Au plateau l’expérience va trouver sa forme dans un enchaînement de scènes qui peuvent se faire écho, ou pas, et creusent le sillon de l’absurde et de l’inquiétant. Des moments de rupture, avec musique, cymbales et fanfare viennent trouver place dans cette construction de fondus enchaînés cinématographiques. Pour le spectateur, ces scènes n’ont pas toutes la même saveur. Certaines semblent un peu anodines. Assailli de toute part, « un petit Ulysse perdu dans la ville, ballotté dans un océan de bruit », se met à frôler la misanthropie, dans sa recherche frénétique pour échapper à tout type de bruit, que ce soit à la ville ou à la campagne. Une mère s’éreinte à déchiffrer le mutisme de son adolescent fermé à tout échange. En entendant geindre la première, on acquiesce à la fuite du second. Plus percutante, la scène d’un couple qui tente désespérément d’avoir un enfant et consulte une voyante. Elle met si bien à jour l’emprise de l’homme sur sa compagne que l’on en reste effectivement sans voix. Il y a aussi cette famille où la mère et la fille rient de bon cœur lorsque le père est absent et cessent toute manifestation de gaieté lorsqu’il apparaît. Parce que oui, il leur fait peur et les terrorise, les contraignant à l’effacement. Ailleurs, une femme se confronte à un collègue qui se sent dépossédé parce qu’elle a porté un projet professionnel de bout en bout. Les comédiens changent de rôle à vue et évoluent dans un décor minimaliste de voiles transparents et cubes blancs, campant des archétypes plus que des personnages.

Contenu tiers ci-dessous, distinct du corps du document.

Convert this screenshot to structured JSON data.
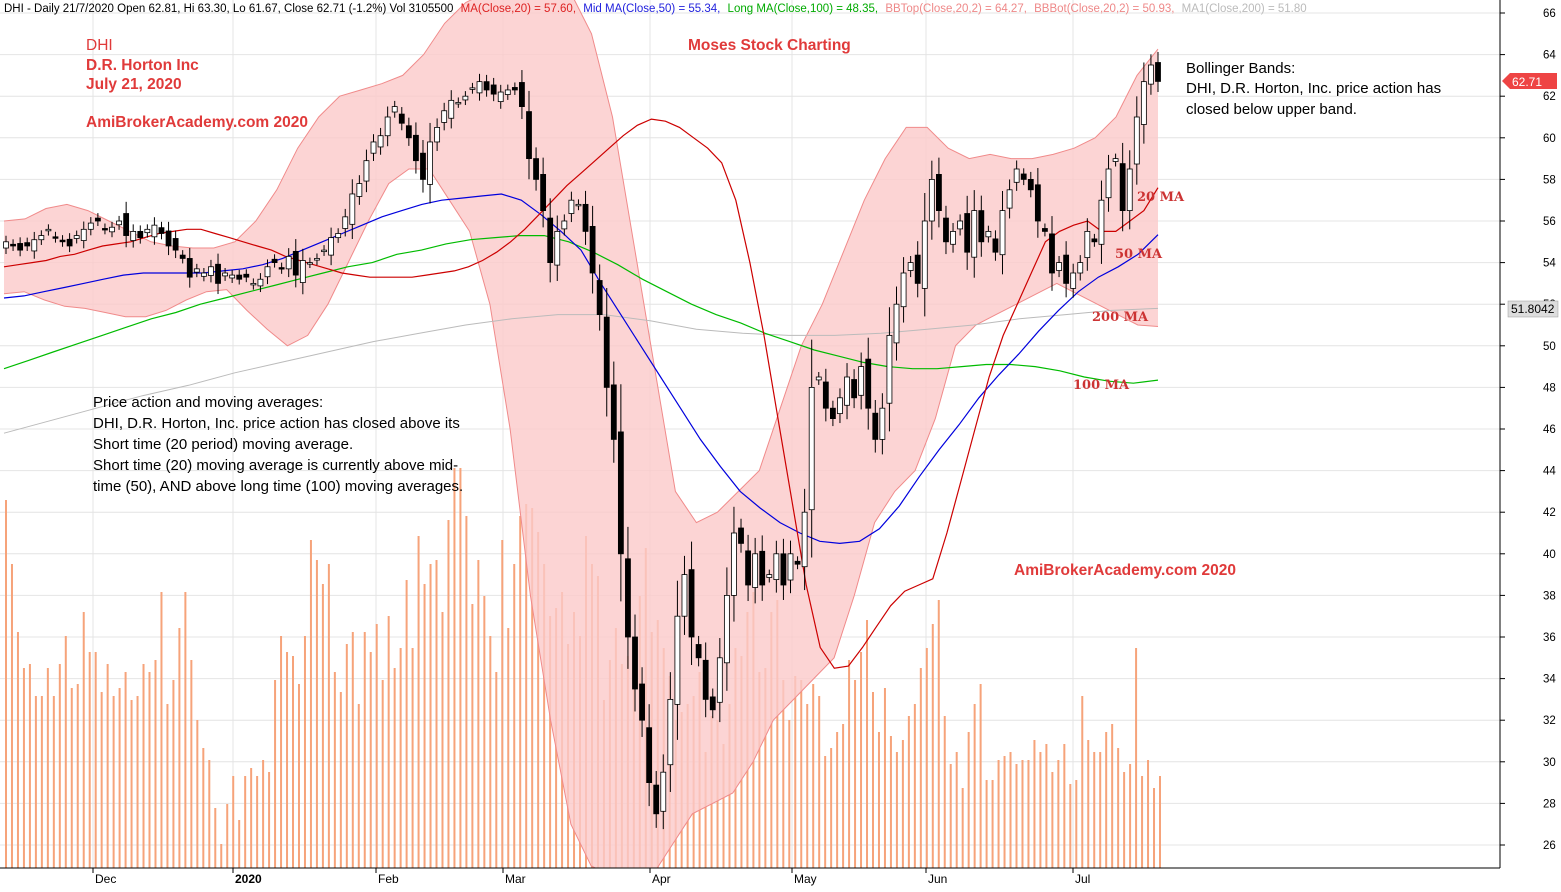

Dans la rue, au bureau, à la maison, ce ballet de malentendus et de mises à jour des silences des uns et des autres fait paradoxalement affleurer le bruit et la fureur. Cette exploration plus souvent associée à la peur et à la soumission qu’à la méditation, en appelle à rompre avec toutes les formes de silence subi ou contraint, à en finir avec une structure sociétale imprégnée de relations dominants-dominés. Construit sur une parole empêchée, castrée, le silence ne serait alors qu’une parole qui n’éclot pas.

Silêncio, spectacle bilingue franco-portugais,

  • Au théâtre de la Tempête jusqu’au 24 octobre.
  • Du 22 au 25 février au Phénix, scène nationale de Valenciennes.
  • Les 5 et 6 mars à la maison de la culture d’Amiens.